Smith & Nephew falls short of expectations due to COVID-19 headwinds
- Sales across Smith & Nephew slumped in the second quarter, causing first-half trading profit to miss the analyst consensus by $53 million.
- In results posted Wednesday, Smith & Nephew said surgery volumes rebounded throughout the quarter but, with Europe and the ear, nose and throat (ENT) unit recovering slower than other areas, COVID-19 is still impacting its major markets.
- While CEO Roland Diggelmann called July a “good” month, he opted against sharing guidance in light of ongoing uncertainty about the speed and durability of the recovery.
Smith & Nephew shared an early look at the effect of the coronavirus pandemic on medtechs in May, when it revealed sales fell 47% in April as the U.S. and other key markets stopped elective procedures. Earlier this month, the company said performance improved in May and June, when sales fell 27% and 12%, respectively, but held off on sharing profit data until Wednesday’s second quarter and first half 2020 results.
After stripping out exceptional and one-off items, Smith & Nephew posted a first-half profit of $172 million, compared to analyst consensus of $225 million. Shares in the company opened down 5% in early trading in London.
Despite $150 million in cost saving measures taken by the medtech, its financial performance reflects the effect of the pandemic on factors including sales and factory utilization. Smith & Nephew’s knee unit took the biggest hit, recording a 47% drop in sales, but all its businesses suffered double-digit declines.
Still, the size of the declines shrunk across the quarter, with orthopaedic sales down 10% in June compared to 58% in April. The trend reflects the return of elective procedures in the U.S., Australia, Germany, Japan and China, all of which reached more than 80% of expected levels by June. The U.K. is the one major laggard. Surgery volumes in that country are beginning to return but are still at 35% of normal.
Diggelmann told investors Wednesday he expects the recovery in Europe to be relatively slow due to “the more public nature of the healthcare systems, the condition of some systems before the crisis and differences in incentives, in particular compared to the U.S.”
Nonetheless, the CEO said the overall situation is improving, pointing to July as a “good” month. While there is still a lot of uncertainty, he contends the trend is generally positive and could accelerate in the coming quarters citing “pent-up demand.”

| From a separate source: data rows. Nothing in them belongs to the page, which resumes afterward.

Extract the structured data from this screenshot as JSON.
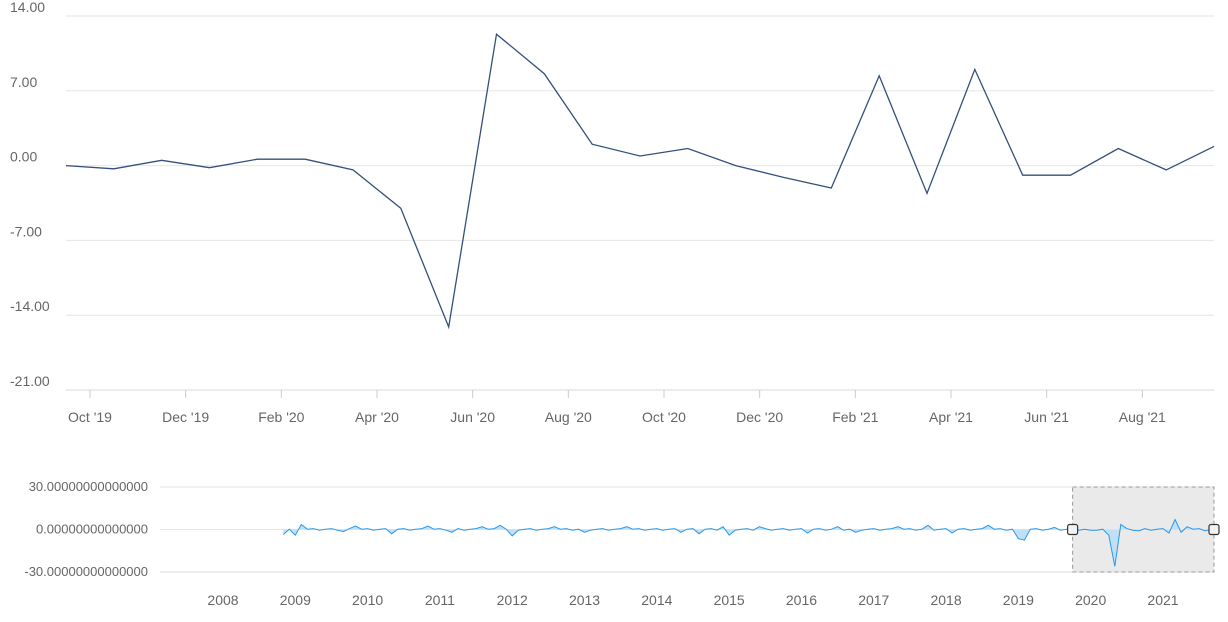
{
  "chart_data": [
    {
      "type": "line",
      "title": "",
      "xlabel": "",
      "ylabel": "",
      "ylim": [
        -21,
        14
      ],
      "y_ticks": [
        "-21.00",
        "-14.00",
        "-7.00",
        "0.00",
        "7.00",
        "14.00"
      ],
      "x_tick_labels": [
        "Oct '19",
        "Dec '19",
        "Feb '20",
        "Apr '20",
        "Jun '20",
        "Aug '20",
        "Oct '20",
        "Dec '20",
        "Feb '21",
        "Apr '21",
        "Jun '21",
        "Aug '21"
      ],
      "grid": true,
      "line_color": "#34507a",
      "series": [
        {
          "x": [
            "2019-10-01",
            "2019-11-01",
            "2019-12-01",
            "2020-01-01",
            "2020-02-01",
            "2020-03-01",
            "2020-04-01",
            "2020-05-01",
            "2020-06-01",
            "2020-07-01",
            "2020-08-01",
            "2020-09-01",
            "2020-10-01",
            "2020-11-01",
            "2020-12-01",
            "2021-01-01",
            "2021-02-01",
            "2021-03-01",
            "2021-04-01",
            "2021-05-01",
            "2021-06-01",
            "2021-07-01",
            "2021-08-01",
            "2021-09-01",
            "2021-10-01"
          ],
          "values": [
            0.0,
            -0.3,
            0.5,
            -0.2,
            0.6,
            0.6,
            -0.4,
            -4.0,
            -15.1,
            12.3,
            8.6,
            2.0,
            0.9,
            1.6,
            0.0,
            -1.1,
            -2.1,
            8.4,
            -2.6,
            9.0,
            -0.9,
            -0.9,
            1.6,
            -0.4,
            1.8
          ]
        }
      ]
    },
    {
      "type": "area",
      "role": "navigator",
      "ylim": [
        -30,
        30
      ],
      "y_ticks": [
        "-30.00000000000000",
        "0.00000000000000",
        "30.00000000000000"
      ],
      "x_tick_labels": [
        "2008",
        "2009",
        "2010",
        "2011",
        "2012",
        "2013",
        "2014",
        "2015",
        "2016",
        "2017",
        "2018",
        "2019",
        "2020",
        "2021"
      ],
      "data_range": [
        "2008-11",
        "2021-10"
      ],
      "selected_range": [
        "2019-10",
        "2021-10"
      ],
      "line_color": "#2b98e8",
      "fill_color": "#bfe0f7",
      "selection_fill": "#e6e6e6",
      "spikes": [
        {
          "x": "2008-11",
          "y": -3.5
        },
        {
          "x": "2009-01",
          "y": -4.0
        },
        {
          "x": "2009-02",
          "y": 3.5
        },
        {
          "x": "2009-09",
          "y": -1.5
        },
        {
          "x": "2009-11",
          "y": 2.5
        },
        {
          "x": "2010-05",
          "y": -3.0
        },
        {
          "x": "2010-11",
          "y": 2.5
        },
        {
          "x": "2011-03",
          "y": -2.0
        },
        {
          "x": "2011-08",
          "y": 2.0
        },
        {
          "x": "2011-11",
          "y": 3.0
        },
        {
          "x": "2012-01",
          "y": -4.5
        },
        {
          "x": "2012-08",
          "y": 2.0
        },
        {
          "x": "2013-01",
          "y": -2.0
        },
        {
          "x": "2013-08",
          "y": 2.0
        },
        {
          "x": "2014-05",
          "y": -2.0
        },
        {
          "x": "2014-08",
          "y": -3.0
        },
        {
          "x": "2014-12",
          "y": 2.0
        },
        {
          "x": "2015-01",
          "y": -4.0
        },
        {
          "x": "2015-06",
          "y": 2.0
        },
        {
          "x": "2016-02",
          "y": -2.5
        },
        {
          "x": "2016-07",
          "y": 2.0
        },
        {
          "x": "2016-10",
          "y": -2.0
        },
        {
          "x": "2017-05",
          "y": 2.0
        },
        {
          "x": "2017-10",
          "y": 3.0
        },
        {
          "x": "2018-02",
          "y": -2.5
        },
        {
          "x": "2018-08",
          "y": 3.0
        },
        {
          "x": "2019-01",
          "y": -6.5
        },
        {
          "x": "2019-02",
          "y": -7.5
        },
        {
          "x": "2019-07",
          "y": 1.5
        },
        {
          "x": "2020-01",
          "y": -0.5
        },
        {
          "x": "2020-04",
          "y": -4.0
        },
        {
          "x": "2020-05",
          "y": -26.0
        },
        {
          "x": "2020-06",
          "y": 3.5
        },
        {
          "x": "2020-09",
          "y": -1.0
        },
        {
          "x": "2021-02",
          "y": -2.5
        },
        {
          "x": "2021-03",
          "y": 7.0
        },
        {
          "x": "2021-04",
          "y": -2.0
        },
        {
          "x": "2021-05",
          "y": 2.0
        },
        {
          "x": "2021-08",
          "y": -1.0
        }
      ]
    }
  ]
}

That pent-up demand reflects the ongoing slump in activity in some of the markets served by Smith & Nephew. ENT case volumes “remain low,” Diggelmann said, amid “understandable caution” about restarting ear, nose and throat procedures. ENT sales fell 44% in the quarter.

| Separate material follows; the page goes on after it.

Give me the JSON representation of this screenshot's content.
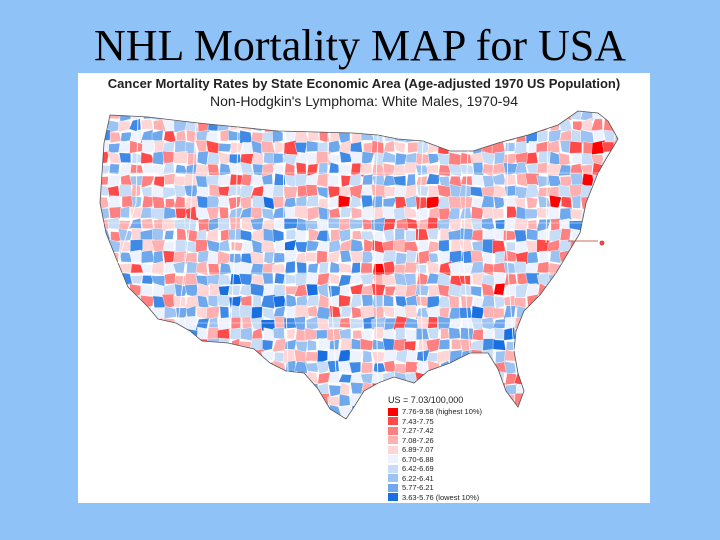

Smith & Nephew is also contending with “slower and more cautious decision making around larger investments” by hospitals, he noted. The reticence of hospitals to make large purchases has caused the company’s consumables businesses to rebound faster than the capital components of its operation, but Diggelmann expects the impact to be temporary. Despite the disruption, Smith & Nephew made the first sales of its recently launched robotic CORI Surgical System in the quarter.
The company moved into robotics through its 2015 takeover of Blue Belt Technologies and is still “very actively” looking for additional takeover targets, Diggelmann said. COVID-19 had no effect on the focus of the search, meaning Smith & Nephew continues to look for tech to sell through its existing commercial footprint, but he acknowledged the pandemic means “there may be some distressed assets here and there.”